Here’s the first twist in the story: It has been the Heritage Foundation that has turned on their own concept and led the fight against the ACA. They have made the wildest claims imaginable about it … that there will be “death panels” to advise people on Medicare how to end their lives … that the ACA will cut Medicare benefits, causing elderly people to die … that there is a secret White House security force that are being taught to use syringes as weapons. Whew.
Unfortunately, the rollout of ACA was an act of falling down stairs, and did a lot to make the ACA look more like an Edsel than a Jeep. But poor business management of the rollout doesn’t make the concept of everyone in the country having affordable health care a bad idea. With it, doctors are more accessible to everyone, regardless of income. Low-income people no longer have to get health care from emergency rooms, care for which they can’t pay. All at once, the how-am-I-going-to-pay-for-medical-care panic is lifted.
Opponents say it won’t work, but it already is working in our biggest state. That’s the second twist in the story. Jerry Brown, the then-and-once-again governor of California, has latched onto the ACA concept and is using Medi-Cal (the state’s Medicaid program) to enroll low-income Californians. Through this venue, more than 107,000 Californians are already enrolled in the program through November alone — 23 percent of the total U.S. sign-ups.
So, what does this do for us in North Carolina?

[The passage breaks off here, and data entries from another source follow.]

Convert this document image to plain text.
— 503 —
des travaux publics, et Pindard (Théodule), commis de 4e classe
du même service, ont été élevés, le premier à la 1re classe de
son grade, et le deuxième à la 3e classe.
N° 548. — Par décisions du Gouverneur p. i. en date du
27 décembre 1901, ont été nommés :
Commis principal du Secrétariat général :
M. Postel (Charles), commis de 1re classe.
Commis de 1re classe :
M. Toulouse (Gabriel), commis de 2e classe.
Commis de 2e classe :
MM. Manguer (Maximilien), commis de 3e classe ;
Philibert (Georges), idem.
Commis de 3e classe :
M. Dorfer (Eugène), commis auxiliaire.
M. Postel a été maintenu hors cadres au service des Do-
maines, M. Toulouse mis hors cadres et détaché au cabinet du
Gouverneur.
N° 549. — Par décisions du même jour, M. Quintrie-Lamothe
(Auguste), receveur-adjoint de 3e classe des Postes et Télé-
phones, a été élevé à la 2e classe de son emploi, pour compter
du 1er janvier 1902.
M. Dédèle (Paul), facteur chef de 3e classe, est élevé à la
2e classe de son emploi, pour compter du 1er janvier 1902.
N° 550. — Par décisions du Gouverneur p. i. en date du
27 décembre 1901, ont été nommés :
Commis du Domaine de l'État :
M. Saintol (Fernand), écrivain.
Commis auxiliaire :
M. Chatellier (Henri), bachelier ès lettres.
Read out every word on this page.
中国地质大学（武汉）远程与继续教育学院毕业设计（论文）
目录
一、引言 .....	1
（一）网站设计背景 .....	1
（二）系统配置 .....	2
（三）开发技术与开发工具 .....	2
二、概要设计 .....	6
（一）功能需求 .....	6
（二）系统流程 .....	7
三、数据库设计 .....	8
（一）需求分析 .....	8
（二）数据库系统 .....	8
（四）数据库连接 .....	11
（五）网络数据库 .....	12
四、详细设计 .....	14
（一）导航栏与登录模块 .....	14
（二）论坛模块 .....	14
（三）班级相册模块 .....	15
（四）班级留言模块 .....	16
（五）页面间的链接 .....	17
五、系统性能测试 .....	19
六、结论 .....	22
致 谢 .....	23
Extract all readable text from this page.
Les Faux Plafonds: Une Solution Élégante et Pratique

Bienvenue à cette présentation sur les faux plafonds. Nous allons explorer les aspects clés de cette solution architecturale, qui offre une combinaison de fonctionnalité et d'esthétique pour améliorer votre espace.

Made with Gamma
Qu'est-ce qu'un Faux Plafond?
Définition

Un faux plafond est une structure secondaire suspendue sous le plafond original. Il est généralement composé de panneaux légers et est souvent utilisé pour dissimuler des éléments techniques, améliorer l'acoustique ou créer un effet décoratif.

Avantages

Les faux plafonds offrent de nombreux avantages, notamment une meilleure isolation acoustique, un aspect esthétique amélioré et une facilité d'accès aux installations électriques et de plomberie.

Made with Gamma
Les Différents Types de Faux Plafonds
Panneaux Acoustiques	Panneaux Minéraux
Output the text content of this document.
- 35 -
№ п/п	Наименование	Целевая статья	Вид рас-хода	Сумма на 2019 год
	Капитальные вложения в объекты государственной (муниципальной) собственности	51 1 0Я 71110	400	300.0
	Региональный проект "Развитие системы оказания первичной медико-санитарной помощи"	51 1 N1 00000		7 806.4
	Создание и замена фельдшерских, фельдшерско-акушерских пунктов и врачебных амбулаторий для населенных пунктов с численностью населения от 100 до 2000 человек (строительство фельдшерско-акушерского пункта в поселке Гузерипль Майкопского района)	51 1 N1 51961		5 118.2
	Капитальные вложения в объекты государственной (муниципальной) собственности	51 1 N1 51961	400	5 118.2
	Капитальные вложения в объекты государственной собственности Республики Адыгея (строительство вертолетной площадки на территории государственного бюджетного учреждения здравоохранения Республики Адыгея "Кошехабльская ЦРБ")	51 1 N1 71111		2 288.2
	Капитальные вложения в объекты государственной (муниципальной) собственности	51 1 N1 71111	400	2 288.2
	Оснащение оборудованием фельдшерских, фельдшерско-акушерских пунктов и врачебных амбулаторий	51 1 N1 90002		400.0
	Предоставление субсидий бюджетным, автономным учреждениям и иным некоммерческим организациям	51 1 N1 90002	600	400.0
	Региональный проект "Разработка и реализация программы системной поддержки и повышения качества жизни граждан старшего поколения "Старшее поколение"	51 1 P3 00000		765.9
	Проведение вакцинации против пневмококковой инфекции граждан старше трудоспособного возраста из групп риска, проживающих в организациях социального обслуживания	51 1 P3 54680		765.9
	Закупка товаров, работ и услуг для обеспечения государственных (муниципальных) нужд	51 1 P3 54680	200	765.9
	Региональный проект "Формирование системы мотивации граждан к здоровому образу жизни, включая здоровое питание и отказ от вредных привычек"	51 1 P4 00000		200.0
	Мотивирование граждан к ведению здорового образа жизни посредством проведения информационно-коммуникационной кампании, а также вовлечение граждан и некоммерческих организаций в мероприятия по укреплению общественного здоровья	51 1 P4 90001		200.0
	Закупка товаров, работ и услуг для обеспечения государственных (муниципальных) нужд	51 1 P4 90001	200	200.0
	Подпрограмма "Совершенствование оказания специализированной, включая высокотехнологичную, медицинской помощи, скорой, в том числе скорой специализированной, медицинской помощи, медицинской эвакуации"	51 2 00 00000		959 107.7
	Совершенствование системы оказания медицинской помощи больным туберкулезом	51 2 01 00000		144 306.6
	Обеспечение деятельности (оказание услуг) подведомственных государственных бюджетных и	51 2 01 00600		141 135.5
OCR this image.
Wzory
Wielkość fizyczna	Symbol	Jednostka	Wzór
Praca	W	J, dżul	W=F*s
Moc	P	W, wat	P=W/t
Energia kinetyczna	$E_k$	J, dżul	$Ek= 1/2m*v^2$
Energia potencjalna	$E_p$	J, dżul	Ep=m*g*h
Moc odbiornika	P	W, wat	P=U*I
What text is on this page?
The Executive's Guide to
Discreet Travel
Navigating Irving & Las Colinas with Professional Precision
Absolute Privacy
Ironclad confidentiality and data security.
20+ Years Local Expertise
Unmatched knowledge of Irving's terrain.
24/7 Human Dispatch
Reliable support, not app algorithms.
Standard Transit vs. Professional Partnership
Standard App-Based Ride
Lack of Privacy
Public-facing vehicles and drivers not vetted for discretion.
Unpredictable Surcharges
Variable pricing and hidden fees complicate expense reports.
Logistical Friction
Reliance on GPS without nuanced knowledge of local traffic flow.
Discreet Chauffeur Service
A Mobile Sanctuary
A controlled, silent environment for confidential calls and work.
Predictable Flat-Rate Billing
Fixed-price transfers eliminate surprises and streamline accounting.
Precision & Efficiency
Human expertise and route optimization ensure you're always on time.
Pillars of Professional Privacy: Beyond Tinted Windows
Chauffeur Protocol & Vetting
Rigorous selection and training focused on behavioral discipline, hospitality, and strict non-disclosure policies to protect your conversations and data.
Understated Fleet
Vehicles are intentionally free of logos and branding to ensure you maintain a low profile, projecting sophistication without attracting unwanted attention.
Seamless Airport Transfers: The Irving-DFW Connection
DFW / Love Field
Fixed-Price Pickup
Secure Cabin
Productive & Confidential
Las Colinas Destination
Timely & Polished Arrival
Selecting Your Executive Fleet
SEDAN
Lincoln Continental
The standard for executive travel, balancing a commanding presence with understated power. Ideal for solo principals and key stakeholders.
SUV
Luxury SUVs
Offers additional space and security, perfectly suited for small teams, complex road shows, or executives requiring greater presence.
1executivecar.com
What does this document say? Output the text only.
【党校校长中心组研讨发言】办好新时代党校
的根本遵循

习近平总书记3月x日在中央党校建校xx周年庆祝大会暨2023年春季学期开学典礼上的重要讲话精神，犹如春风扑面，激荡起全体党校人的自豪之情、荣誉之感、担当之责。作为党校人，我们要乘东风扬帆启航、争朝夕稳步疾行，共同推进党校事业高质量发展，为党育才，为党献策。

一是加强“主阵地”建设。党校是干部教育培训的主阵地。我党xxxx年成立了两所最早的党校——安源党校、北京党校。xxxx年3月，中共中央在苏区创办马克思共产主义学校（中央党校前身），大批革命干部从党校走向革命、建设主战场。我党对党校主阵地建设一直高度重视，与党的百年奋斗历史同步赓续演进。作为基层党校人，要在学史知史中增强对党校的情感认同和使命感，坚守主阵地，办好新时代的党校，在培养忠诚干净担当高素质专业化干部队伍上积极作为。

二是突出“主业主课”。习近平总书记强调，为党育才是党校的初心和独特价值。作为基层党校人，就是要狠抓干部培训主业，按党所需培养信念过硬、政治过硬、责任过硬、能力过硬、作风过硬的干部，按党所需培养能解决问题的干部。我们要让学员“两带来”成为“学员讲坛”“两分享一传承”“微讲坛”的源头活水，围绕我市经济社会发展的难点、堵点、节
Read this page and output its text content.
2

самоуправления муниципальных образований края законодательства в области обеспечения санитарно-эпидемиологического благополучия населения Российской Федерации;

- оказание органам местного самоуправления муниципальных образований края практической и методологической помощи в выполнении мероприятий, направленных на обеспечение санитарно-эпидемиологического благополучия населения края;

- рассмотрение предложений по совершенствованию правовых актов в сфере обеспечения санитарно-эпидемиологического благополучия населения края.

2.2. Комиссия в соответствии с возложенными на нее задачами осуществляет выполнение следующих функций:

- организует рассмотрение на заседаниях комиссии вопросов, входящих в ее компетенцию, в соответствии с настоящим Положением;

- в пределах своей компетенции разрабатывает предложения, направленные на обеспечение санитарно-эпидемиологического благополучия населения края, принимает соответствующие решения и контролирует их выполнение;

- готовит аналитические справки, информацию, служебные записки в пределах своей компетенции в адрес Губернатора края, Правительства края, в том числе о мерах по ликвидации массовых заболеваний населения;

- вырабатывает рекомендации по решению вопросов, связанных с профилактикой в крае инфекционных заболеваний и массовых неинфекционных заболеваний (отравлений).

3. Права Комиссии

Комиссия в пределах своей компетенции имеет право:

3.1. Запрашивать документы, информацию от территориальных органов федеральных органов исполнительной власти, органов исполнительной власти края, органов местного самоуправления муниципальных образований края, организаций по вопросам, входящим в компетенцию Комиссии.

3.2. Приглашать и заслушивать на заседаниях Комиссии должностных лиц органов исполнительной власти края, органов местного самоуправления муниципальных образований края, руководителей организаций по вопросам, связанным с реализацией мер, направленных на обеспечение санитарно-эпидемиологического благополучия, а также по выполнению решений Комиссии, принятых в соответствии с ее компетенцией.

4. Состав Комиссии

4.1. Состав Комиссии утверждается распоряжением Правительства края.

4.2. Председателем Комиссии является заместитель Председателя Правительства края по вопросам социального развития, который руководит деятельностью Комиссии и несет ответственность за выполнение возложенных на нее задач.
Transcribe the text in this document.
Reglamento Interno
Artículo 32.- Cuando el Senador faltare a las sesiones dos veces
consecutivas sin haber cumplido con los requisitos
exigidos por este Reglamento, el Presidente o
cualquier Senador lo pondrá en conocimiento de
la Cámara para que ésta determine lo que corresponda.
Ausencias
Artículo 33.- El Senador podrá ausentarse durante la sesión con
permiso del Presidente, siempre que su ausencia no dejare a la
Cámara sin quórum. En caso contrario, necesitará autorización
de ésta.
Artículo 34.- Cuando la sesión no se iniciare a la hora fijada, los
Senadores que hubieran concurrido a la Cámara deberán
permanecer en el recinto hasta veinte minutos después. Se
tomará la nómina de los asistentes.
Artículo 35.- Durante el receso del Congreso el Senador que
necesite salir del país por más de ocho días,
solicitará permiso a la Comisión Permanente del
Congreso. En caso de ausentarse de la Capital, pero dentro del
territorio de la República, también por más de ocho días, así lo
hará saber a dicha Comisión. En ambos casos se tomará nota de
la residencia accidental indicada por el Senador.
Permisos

What help has Gov. Pat McCrory offered Tar Heels to get signed up? Nothing. He wants nothing to do with the Affordable Care Act and has taken the state out of participation in it. So Tar Heels are left to sort their way through the federal website to get this health coverage. So far, only 9,000 had done it through November, according to the Charlotte Business Journal.
There were those who used to think of Jerry Brown as a quirky sort of guy. One writer even nicknamed him “Governor Moonbeam.” But Jerry Brown has chosen to be a help to the people of his state. By contrast, Pat McCrory has chosen to be an obstructionist for the people of North Carolina.